Неугомонные физики, однако, захотели большего. Они захотели возложить на судью еще обязанности секундометриста, чтобы тот определял и скорость, а с нею — энергию влетевших частиц. В атомном мире это можно было сделать. Ведь число содранных шкур, при одном и том же числе зверей, попавшихся на пути хищника, зависит от его «силы». Чем хищник энергичнее, тем больше зверей он задерет, пока не выдохнется до конца.
Иными словами, чем энергичнее частица, влетевшая в счетчик, тем сильнее будет импульс от электронов, попавших на анод. Но тогда уже не годится лавина, возникающая в счетчике Гейгера. Она оказывается одной и той же, независимо от того, создана она десятком или сотней первых электронов, содранных влетевшей в счетчик частицей.
Такой счетчик отметит появление частицы, но он совершенно равнодушен к тому, с какой скоростью она пролетела сквозь него. Пробудить у счетчика интерес к этому, однако, нетрудно: нужно лишь немного сбавить напряжение на его электродах. И этого достаточно. Тогда импульс будет пропорционален энергии влетевшей частицы. А сам счетчик получает название пропорционального. Он был придуман Гейгером и Марсденом еще раньше, чем тот счетчик, который мы описали выше.
Не только слышать, но и видеть
Удовлетворится ли человек посылкой автоматических станций в космос? Достаточно ли ему будет обмениваться «радиопрограммами» с обитателями других звездных миров, как о том повествует писатель-фантаст в «Туманности Андромеды»? Скорее всего — нет. Жадное человеческое любопытство требует: пощупать своими руками! Увидеть своими глазами!
В атомном мире пощупать ничего нельзя. Бесстрастное пощелкивание счетчика вполне может удовлетворить физика. Но в каждом физике живет еще человек. И человек куда более любопытный, чем многие из его окружающих.
Пощупать нельзя. А увидеть? Такая мысль уже не один год волнует Чарлза Вильсона. Всему виной давно открытое им явление. Мы о нем уже рассказывали: если из газа убрать пылинки, то газ можно заставить конденсироваться на ионах. Правда, для начала его нужно перевести в состояние пересыщенного пара.
Помните коротенький раздел «Изотермы реального газа» из школьного курса физики? Если и забыли, то не беда: все равно придется вспомнить.
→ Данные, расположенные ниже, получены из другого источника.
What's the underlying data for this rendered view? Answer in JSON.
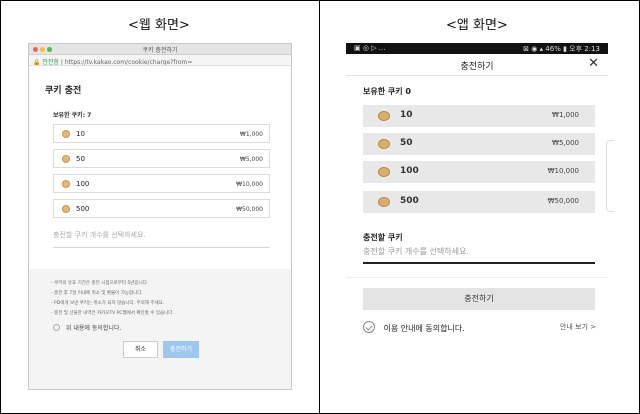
{
  "captions": {
    "web": "<웹 화면>",
    "app": "<앱 화면>"
  },
  "web": {
    "window_title": "쿠키 충전하기",
    "url_secure": "안전함",
    "url": "https://tv.kakao.com/cookie/charge?from=",
    "page_title": "쿠키 충전",
    "owned": "보유한 쿠키: 7",
    "options": [
      {
        "amount": "10",
        "price": "₩1,000"
      },
      {
        "amount": "50",
        "price": "₩5,000"
      },
      {
        "amount": "100",
        "price": "₩10,000"
      },
      {
        "amount": "500",
        "price": "₩50,000"
      }
    ],
    "input_placeholder": "충전할 쿠키 개수를 선택하세요.",
    "notices": [
      "- 쿠키의 유효 기간은 충전 시점으로부터 5년입니다.",
      "- 충전 후 7일 이내에 취소 및 환불이 가능합니다.",
      "- PD에게 보낸 쿠키는 취소가 되지 않습니다. 주의해 주세요.",
      "- 충전 및 선물한 내역은 카카오TV PC웹에서 확인할 수 있습니다."
    ],
    "agree": "위 내용에 동의합니다.",
    "cancel": "취소",
    "charge": "충전하기"
  },
  "app": {
    "status_left": "▣ ◎ ▷ ...",
    "status_right": "⊠ ◉ ▴ 46% ▮ 오후 2:13",
    "title": "충전하기",
    "close": "✕",
    "owned": "보유한 쿠키 0",
    "options": [
      {
        "amount": "10",
        "price": "₩1,000"
      },
      {
        "amount": "50",
        "price": "₩5,000"
      },
      {
        "amount": "100",
        "price": "₩10,000"
      },
      {
        "amount": "500",
        "price": "₩50,000"
      }
    ],
    "input_label": "충전할 쿠키",
    "input_placeholder": "충전할 쿠키 개수를 선택하세요.",
    "charge": "충전하기",
    "agree": "이용 안내에 동의합니다.",
    "guide": "안내 보기 >"
  }
}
Есть у газа такое неустойчивое состояние, как пересыщенный пар.
Обычный насыщенный пар легко конденсируется в капельки жидкости при понижении температуры. Примером тому запотевшие стекла или роса. Это высадился на холодную поверхность водяной пар из воздуха.
Но если насыщенный пар не подводить к низкой температуре, а охладить «рывком», то он может и не перейти в жидкость, а остаться паром. Но это состояние столь же неустойчиво, как положение неукрепленного камня на склоне горы.
Небольшой толчок — и вниз летит уже каменная лавина. Такой толчок дают пылинки в пересыщенном паре. На них-то и начинается быстрая конденсация пара. И такой же толчок, как выяснил Вильсон, могут создавать ионы. Тогда в сосуде быстро образуется туман из медленно оседающих мельчайших капелек жидкости. Туман такой же густой, как знаменитые лондонские туманы, столь ненавистные англичанам.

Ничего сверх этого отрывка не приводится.